[Vivre l’aventure]
La vie sur un long fleuve tranquille
deliacv.tif
Enfant de bateliers, Délia Vermant, photographe, pose un regard sensible et intelligent sur ses contemporains. Elle travaille essentiellement sur des sujets ayant trait à la vie sur l'eau. Portrait.
La vie nomade n'est pas simplement l'apanage des grands voyageurs ou des familles aventurières qui parcourent le globe.

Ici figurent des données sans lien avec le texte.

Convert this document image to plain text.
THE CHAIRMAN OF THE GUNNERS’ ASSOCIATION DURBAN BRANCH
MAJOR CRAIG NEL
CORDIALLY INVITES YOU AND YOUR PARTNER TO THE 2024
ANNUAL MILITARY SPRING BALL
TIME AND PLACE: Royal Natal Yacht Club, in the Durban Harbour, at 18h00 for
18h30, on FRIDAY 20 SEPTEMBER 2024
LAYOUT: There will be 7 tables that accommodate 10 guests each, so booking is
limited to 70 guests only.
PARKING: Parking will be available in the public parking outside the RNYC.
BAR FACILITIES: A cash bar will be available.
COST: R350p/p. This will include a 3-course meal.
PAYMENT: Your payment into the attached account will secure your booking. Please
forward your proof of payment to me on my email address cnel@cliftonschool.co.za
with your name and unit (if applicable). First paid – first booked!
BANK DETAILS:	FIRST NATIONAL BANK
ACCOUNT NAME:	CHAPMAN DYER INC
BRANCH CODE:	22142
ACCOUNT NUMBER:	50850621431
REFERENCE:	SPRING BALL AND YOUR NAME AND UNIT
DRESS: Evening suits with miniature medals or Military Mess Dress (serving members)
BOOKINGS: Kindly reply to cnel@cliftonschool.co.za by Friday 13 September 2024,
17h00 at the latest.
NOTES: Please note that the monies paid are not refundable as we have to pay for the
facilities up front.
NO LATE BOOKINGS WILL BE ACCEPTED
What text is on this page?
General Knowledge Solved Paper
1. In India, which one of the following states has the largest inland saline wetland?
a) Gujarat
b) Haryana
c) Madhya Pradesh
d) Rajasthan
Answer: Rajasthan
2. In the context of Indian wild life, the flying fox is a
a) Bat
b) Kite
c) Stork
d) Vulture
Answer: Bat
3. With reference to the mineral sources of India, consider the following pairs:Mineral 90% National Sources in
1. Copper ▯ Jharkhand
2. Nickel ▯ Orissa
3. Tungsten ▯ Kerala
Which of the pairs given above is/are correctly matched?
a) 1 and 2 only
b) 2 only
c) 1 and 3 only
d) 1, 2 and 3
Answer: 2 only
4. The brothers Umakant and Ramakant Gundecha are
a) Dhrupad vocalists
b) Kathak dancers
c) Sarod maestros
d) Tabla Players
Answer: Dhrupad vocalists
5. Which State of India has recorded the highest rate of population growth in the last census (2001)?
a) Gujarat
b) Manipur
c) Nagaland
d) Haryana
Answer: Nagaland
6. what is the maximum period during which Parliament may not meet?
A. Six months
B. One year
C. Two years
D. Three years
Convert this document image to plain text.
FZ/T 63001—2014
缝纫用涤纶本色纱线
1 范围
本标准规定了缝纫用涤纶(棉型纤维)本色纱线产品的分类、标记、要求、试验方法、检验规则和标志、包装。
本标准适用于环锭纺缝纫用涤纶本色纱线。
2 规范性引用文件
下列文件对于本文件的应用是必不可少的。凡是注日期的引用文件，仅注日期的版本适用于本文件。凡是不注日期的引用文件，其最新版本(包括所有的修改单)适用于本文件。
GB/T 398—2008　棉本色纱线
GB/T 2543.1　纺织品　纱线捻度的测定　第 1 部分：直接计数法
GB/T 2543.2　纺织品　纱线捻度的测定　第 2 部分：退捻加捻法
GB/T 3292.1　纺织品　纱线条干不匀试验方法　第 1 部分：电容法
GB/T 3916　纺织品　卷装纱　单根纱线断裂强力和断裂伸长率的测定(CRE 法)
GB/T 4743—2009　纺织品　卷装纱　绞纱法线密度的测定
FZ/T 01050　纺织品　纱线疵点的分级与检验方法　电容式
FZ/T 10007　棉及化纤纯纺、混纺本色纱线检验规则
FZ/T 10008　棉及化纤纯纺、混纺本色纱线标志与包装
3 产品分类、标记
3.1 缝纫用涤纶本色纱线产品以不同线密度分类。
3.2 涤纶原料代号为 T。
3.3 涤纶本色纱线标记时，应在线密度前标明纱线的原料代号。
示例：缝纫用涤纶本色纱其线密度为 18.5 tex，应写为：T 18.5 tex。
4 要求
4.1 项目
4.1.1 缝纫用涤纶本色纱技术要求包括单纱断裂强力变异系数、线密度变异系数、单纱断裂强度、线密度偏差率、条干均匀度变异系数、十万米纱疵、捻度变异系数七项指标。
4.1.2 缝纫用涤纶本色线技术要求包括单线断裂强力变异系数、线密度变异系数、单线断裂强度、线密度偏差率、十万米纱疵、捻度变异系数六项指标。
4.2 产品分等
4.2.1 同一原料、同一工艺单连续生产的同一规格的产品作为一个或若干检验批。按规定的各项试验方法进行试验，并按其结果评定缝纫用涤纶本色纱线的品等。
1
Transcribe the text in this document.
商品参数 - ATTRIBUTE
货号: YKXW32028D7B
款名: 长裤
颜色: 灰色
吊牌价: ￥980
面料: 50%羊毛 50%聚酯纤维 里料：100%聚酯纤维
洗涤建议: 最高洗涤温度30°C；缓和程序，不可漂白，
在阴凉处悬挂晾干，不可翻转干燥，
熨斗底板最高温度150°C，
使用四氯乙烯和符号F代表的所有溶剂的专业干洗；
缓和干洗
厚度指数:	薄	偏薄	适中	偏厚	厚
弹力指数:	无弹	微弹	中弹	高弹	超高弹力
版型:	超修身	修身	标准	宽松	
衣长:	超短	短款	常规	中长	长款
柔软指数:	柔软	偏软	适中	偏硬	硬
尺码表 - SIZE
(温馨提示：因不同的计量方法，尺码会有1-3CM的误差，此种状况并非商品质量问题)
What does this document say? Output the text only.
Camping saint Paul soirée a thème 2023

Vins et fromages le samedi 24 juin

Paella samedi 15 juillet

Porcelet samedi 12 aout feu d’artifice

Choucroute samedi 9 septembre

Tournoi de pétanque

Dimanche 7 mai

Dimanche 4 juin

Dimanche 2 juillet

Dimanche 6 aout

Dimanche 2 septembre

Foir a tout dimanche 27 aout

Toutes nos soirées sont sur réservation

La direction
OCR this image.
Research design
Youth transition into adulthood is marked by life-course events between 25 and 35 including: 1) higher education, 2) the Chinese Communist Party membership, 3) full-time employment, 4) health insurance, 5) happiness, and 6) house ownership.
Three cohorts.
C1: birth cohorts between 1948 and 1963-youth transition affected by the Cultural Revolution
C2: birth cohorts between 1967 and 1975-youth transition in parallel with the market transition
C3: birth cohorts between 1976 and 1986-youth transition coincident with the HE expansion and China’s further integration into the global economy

Parfois, les familles nomades sont près de chez nous, sur nos rivières françaises, belges ou hollandaises. C'est cette vie sur l'eau que Délia Vermant, photographe, a voulu raconter à ses contemporains. Fille de batelière, cette jeune femme de 30 ans a passé son enfance sur une péniche, au fil de l'eau. Elle en garde un souvenir ému et perpétue, par son travail, la fierté de ces marins pas comme les autres. Lorsqu'on la questionne sur son enfance, Délia est intarissable, un peu comme le sont les grands fleuves sur lesquels elle a navigué. Elle y a tout appris. " Pendant mes six premières années, j'ai été constamment sur la péniche, car l'école n'est pas obligatoire avant cet âge. C'est comme ça que j'ai découvert le monde de la rivière, un monde varié fait tantôt de nature, tantôt de villes et de ports. C'était comme un documentaire en temps réel. Une grande aventure pour une petite fille ! " Puis, elle a dû rentrer à l'école, une école spéciale pour les enfants de bateliers, en Belgique. Une expérience qui a forgé un caractère épris de liberté, déjà peu enclin aux contraintes. " L'école était comme une grande prison qui me tenait loin de ma famille et qui me prenait ma liberté. " Adolescente, elle décide donc de se lancer dans la photographie, un métier qui lui permet de travailler à son rythme et de rester avec la famille des bateliers, qu'elle appelle affectueusement " son village flottant ".

Esprit curieux et libre
Durant toute son enfance, Délia n'a pas seulement été bercée par les flots, elle a aussi été bercée par sa passion pour la photographie. " J'aimais découvrir de nouvelles choses, j'étais très curieuse. Mais je voulais tout garder pour moi, comme dans un jardin secret. La photo était parfaite pour ça. " Artiste dans l'âme, la jeune femme découvre que la photographie est aussi un moyen de poursuivre cette vie nomade qui lui colle à la peau. " Pour moi, vivre pleinement, c'est bouger, découvrir, changer tous les jours mon style de vie. Et surtout, être libre d'esprit. " Cet état d'esprit, on le retrouve dans les travaux de Délia. Que ce soit à travers un reportage sur les enfants de bateliers ou sur les femmes de la rivière, on sent qu'elle pose un regard en connaisseuse. Ses clichés sont précis et résument à eux seuls les situations des protagonistes. Ses projets sont innombrables. Elle est en perpétuelle ébullition. " Le sujet de la vie sur l'eau est énorme, il est sans fin ! " Féministe, elle travaille également sur l'image de la femme dans la société actuelle. " Je met l'accent sur le positif. On entend toujours des histoires tristes à propos de femmes." Adhérente de l'Association des Femmes Journalistes, Délia démontre qu'on peut être un enfant nomade et réussir sa vie. Ce petit mot étant pour les sceptiques… Justement, Délia a peut-être moins de réticences à parcourir le monde. " Mon passeport est valable jusqu'en 2008, je vais en profiter ! " Son prochain projet ? Les enfants nomades, voilà un thème qui devrait ravir tous les lecteurs de ce site.